The Ardens had gone back to the Castle, and Dickie with them, and old Beale was smoking in his usual chair by his front door—so there was no one to hear Beale's compliment to his bride. He came behind her and put his arm round her as she was dusting the mantelpiece. "Go on with you," said the new Mrs. Beale; "any one 'ud think we was courting."

"So we be," said Beale, and kissed 'Melia for the first time. "We got all our courtin' to do now. See? I might a-picked an' choosed," he added reflectively, "but there—I dare say I might a-done worse."

'Melia blushed with pleasure at the compliment, and went on with the dusting.

* * * * *

It was as the Ardens walked home over the short turf that Lord Arden said to his sister, "I wish all the cottages about here were like Beale's. It didn't cost so very much. If I could only buy back the rest of the land, I'd show some people what a model village is like. Only I can't buy it back. He wants far more than we can think of managing."
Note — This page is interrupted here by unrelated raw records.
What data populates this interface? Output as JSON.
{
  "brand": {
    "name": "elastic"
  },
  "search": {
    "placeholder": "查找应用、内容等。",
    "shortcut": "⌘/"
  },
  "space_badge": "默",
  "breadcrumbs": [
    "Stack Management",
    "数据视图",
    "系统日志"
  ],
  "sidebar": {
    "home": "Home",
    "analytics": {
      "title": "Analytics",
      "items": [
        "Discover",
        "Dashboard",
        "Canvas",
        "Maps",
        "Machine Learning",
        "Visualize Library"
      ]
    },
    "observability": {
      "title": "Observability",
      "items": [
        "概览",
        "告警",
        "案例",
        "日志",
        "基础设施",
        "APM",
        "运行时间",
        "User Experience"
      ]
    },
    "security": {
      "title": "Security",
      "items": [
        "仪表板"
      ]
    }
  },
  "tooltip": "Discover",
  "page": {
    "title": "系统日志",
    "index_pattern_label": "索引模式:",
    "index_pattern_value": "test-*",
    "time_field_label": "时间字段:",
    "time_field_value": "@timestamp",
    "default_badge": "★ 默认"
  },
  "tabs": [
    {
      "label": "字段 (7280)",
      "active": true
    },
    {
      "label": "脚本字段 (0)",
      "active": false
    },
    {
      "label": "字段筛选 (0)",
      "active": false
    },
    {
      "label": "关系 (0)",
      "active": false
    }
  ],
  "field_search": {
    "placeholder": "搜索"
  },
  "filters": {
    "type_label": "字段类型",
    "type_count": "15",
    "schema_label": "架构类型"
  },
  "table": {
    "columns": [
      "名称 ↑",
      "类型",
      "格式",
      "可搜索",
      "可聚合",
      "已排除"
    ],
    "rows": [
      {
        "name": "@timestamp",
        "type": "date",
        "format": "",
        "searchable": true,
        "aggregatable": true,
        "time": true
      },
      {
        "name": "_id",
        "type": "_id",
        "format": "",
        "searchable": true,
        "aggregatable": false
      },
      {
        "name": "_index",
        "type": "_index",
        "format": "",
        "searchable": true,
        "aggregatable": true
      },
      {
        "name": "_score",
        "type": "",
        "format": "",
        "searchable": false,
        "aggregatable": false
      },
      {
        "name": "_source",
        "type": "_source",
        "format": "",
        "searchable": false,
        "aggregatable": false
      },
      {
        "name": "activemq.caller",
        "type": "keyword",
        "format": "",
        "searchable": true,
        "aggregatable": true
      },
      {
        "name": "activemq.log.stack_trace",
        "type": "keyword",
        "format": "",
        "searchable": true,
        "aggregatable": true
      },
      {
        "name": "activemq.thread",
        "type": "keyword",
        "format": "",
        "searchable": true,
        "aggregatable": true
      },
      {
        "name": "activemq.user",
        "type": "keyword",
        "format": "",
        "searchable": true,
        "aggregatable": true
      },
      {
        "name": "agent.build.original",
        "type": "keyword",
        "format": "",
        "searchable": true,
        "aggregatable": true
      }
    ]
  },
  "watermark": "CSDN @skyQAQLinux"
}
And Dickie heard what he said. That was why, when next he was alone with his cousins, he began—

"Look here—you aren't allowed to use your magic any more, to go and look for the treasure. But I am. And I vote we go and look for it. And then your father can buy back the old lands, and build the new cottages and mend up Arden Castle, and make it like it used to be."

"Oh, let's," said Elfrida, with enthusiasm. But Edred unexpectedly answered, "I don't know." The three children were sitting in the window of the gate-tower looking down on the green turf of the Castle yard.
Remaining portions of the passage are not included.